At a Glance
- Tasks: Develop and deploy bespoke AI solutions for diverse financial services clients.
- Company: Cutting-edge AI company based in England with a supportive team culture.
- Benefits: Flexible working arrangements and opportunities for professional growth.
- Why this job: Make a real impact in the financial sector using innovative AI technologies.
- Qualifications: Strong understanding of machine learning, excellent Python skills, and cloud experience.
- Other info: Collaborate with engineers and lead technical decisions in a dynamic environment.
The predicted salary is between 36000 - 60000 £ per year.
A cutting-edge AI company based in England is seeking a Machine Learning Engineer to develop and deploy bespoke AI solutions for diverse financial services clients. You will build production-grade software, collaborate with engineers, and lead technical decisions to ensure project impact and feasibility.
The ideal candidate will have:
- a strong understanding of the machine learning lifecycle,
- excellent Python skills,
- hands-on experience with cloud platforms and container management tools.
This role allows for flexible working arrangements and emphasizes a supportive team culture.

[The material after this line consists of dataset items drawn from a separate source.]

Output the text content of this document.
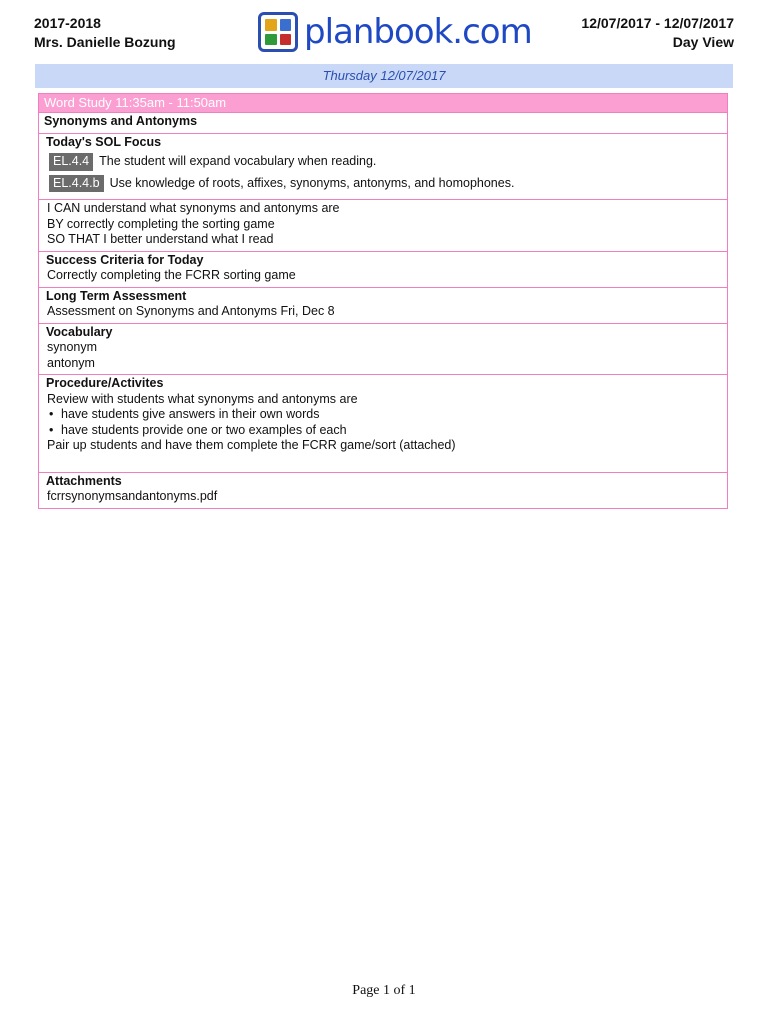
2017-2018
Mrs. Danielle Bozung	planbook.com	12/07/2017 - 12/07/2017
Day View
Thursday 12/07/2017
Word Study 11:35am - 11:50am
Synonyms and Antonyms
Today's SOL Focus
EL.4.4 The student will expand vocabulary when reading.
EL.4.4.b Use knowledge of roots, affixes, synonyms, antonyms, and homophones.
I CAN understand what synonyms and antonyms are
BY correctly completing the sorting game
SO THAT I better understand what I read
Success Criteria for Today
Correctly completing the FCRR sorting game
Long Term Assessment
Assessment on Synonyms and Antonyms Fri, Dec 8
Vocabulary
synonym
antonym
Procedure/Activites
Review with students what synonyms and antonyms are
• have students give answers in their own words
• have students provide one or two examples of each
Pair up students and have them complete the FCRR game/sort (attached)
Attachments
fcrrsynonymsandantonyms.pdf
Page 1 of 1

Production ML Engineer — Financial Services in London employer: Faculty
Contact Detail:
Faculty Recruiting Team
StudySmarter Expert Advice 🤫
We think this is how you could land Production ML Engineer — Financial Services in London
✨Tip Number 1
Network like a pro! Reach out to folks in the financial services and AI sectors on LinkedIn. A friendly chat can open doors that a CV just can't.
✨Tip Number 2
Show off your skills! Create a portfolio showcasing your machine learning projects. This is your chance to demonstrate your Python prowess and cloud experience in a way that really stands out.
✨Tip Number 3
Prepare for those interviews! Brush up on your knowledge of the machine learning lifecycle and be ready to discuss how you've tackled challenges in past projects. Confidence is key!
✨Tip Number 4
Don't forget to apply through our website! We love seeing candidates who are proactive and engaged. Plus, it makes it easier for us to connect with you directly.
We think you need these skills to ace Production ML Engineer — Financial Services in London
Some tips for your application 🫡
Show Off Your Skills: Make sure to highlight your Python expertise and any experience you have with cloud platforms. We want to see how your skills align with the role, so don’t hold back!
Tailor Your Application: Customise your CV and cover letter to reflect the specific requirements of the Production ML Engineer position. We love seeing candidates who take the time to connect their experiences to what we’re looking for.
Be Clear and Concise: When writing your application, keep it straightforward. We appreciate clarity, so make sure your points are easy to read and get straight to the point about your qualifications.
Apply Through Our Website: We encourage you to submit your application through our website. It’s the best way for us to receive your details and ensures you’re considered for the role. Plus, it’s super easy!
How to prepare for a job interview at Faculty
✨Know Your ML Lifecycle
Make sure you can confidently discuss the machine learning lifecycle. Brush up on each stage, from data collection to model deployment, and be ready to share examples of how you've navigated these phases in past projects.
✨Show Off Your Python Skills
Prepare to demonstrate your Python expertise. You might be asked to solve a coding problem or explain your approach to a specific task. Practise common algorithms and libraries relevant to machine learning, so you can showcase your skills effectively.
✨Familiarise Yourself with Cloud Platforms
Since this role involves cloud platforms, make sure you're well-versed in at least one major provider like AWS, Azure, or Google Cloud. Be ready to discuss how you've used these tools in previous projects, especially in relation to deploying machine learning models.
✨Emphasise Team Collaboration
This position values a supportive team culture, so highlight your experience working collaboratively. Prepare examples of how you've contributed to team projects, resolved conflicts, or led technical discussions to ensure everyone is on the same page.